Some of the changes in the store stand out immediately.
A 12-foot-long “perfume bar” houses 15 fragrance testers along with dozens of carefully wrapped perfume bottles. The bar allows for a hands-on shopping experience and replaces a traditional glass case that previously required a store attendant’s assistance in order to test a fragrance. The top shelf of the three-shelf bar displays the testers. And each tester is set in front of a brass “legend” that lists when the fragrance originated and its notes and, also names some well-known personalities who have worn the fragrance.
The bottom two shelves are stocked with wrapped perfume bottles. Crafted from American walnut and glass, the bar was designed to blend with the store’s warm, living room-like surroundings.
To further encourage customers to touch and smell products, open-sell glass and American walnut vitrines replace regular display cases. Not only do the cases allow customers to shop from all sides of the vitrine, but they enable shopping without the assistance of a store attendant. The open-sell vitrines also make managing and restocking easier as drawers at the bottom of cases store plenty of product.

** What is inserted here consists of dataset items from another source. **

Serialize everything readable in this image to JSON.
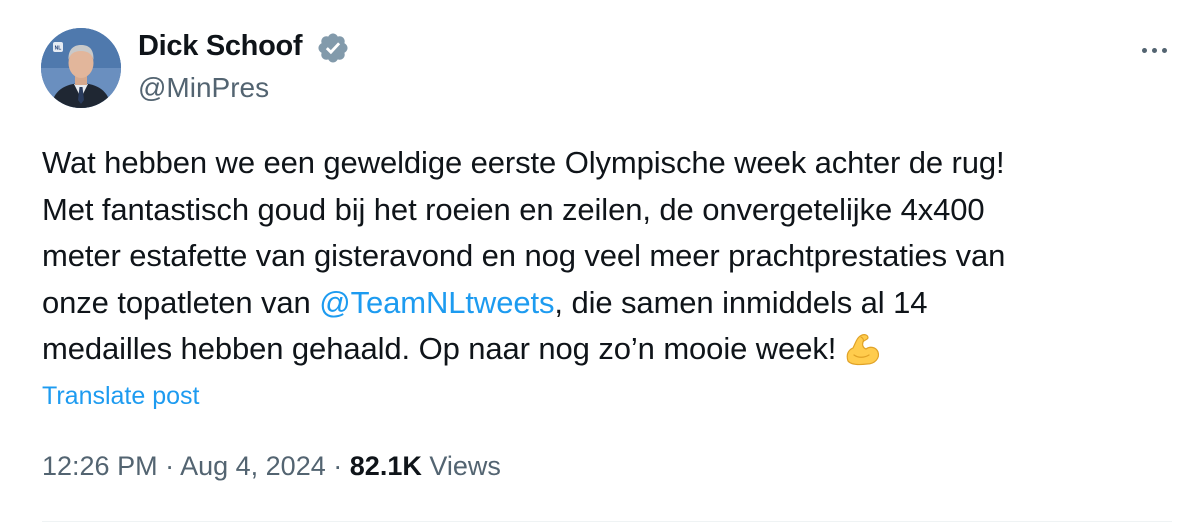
{
  "author": {
    "display_name": "Dick Schoof",
    "handle": "@MinPres",
    "verified_badge": "verified-badge-icon",
    "avatar_badge_text": "NL"
  },
  "post": {
    "lines": [
      "Wat hebben we een geweldige eerste Olympische week achter de rug!",
      "Met fantastisch goud bij het roeien en zeilen, de onvergetelijke 4x400",
      "meter estafette van gisteravond en nog veel meer prachtprestaties van"
    ],
    "line4_before": "onze topatleten van ",
    "mention": "@TeamNLtweets",
    "line4_after": ", die samen inmiddels al 14",
    "line5": "medailles hebben gehaald. Op naar nog zo’n mooie week!",
    "emoji": "flexed-biceps-icon"
  },
  "translate_label": "Translate post",
  "meta": {
    "time": "12:26 PM",
    "separator": "·",
    "date": "Aug 4, 2024",
    "views_count": "82.1K",
    "views_label": "Views"
  },
  "colors": {
    "link": "#1d9bf0",
    "verified": "#829aab",
    "secondary_text": "#536471",
    "primary_text": "#0f1419"
  }
}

A designated shopping area for men’s grooming and shaving products was created for the left-hand side of the store’s upper level. According to Robinson, “Men want their own shopping space and expect a certain level of service. [The new section] has had a tremendous impact on sales,” Robinson said.
The success of the men’s section reflects the store’s overall positive performance since it reopened on Aug. 22. According to Robinson, the $250,000 price to remodel the store will not have a negative affect on the company’s bottom line as sales have jumped 30 percent since the makeover. And regarding the loss of sales during the two weeks the store closed for renovations, Robinson said, “We’ve made that back already.”
Sales gains can also be attributed to new sampling systems and trial-size packs, which are displayed throughout the store and encourage impulse purchases. For example, an Almond & Aloe sampler is packaged in a clear, reusable vinyl case alongside regular sized Almond & Aloe products. The sampler retails for $12.50 and includes a travel-size Almond & Aloe Hand & Body Emulsion, Foaming Bath Gel, Mini Body Balm, Conditioning Shampoo, Lip Balm and Almond Guest Soap.
In addition to merchandising changes, the checkout counter moved to the front of the store from the middle to make purchasing easier. Brighter lights, a retooled IBM electric clock from 1923 and polished floors round out the store’s improvements.
Currently there are 11 Caswell-Massey stores across the United States. Two more are scheduled to open this year, one in West Palm Beach, Fla., and another in Schomberg, Ill. In 2002, stores are planned for Tampa and Dallas.
Robinson wouldn’t comment on the company’s annual volume, but industry sources estimated sales figures at about $30 million. Robinson did note that the midtown store generates approximately $1000 per square foot. Caswell-Massey also has a substantial catalog business; there are four annual editions with six annual mailings at a circulation rate of approximately 2.5 million.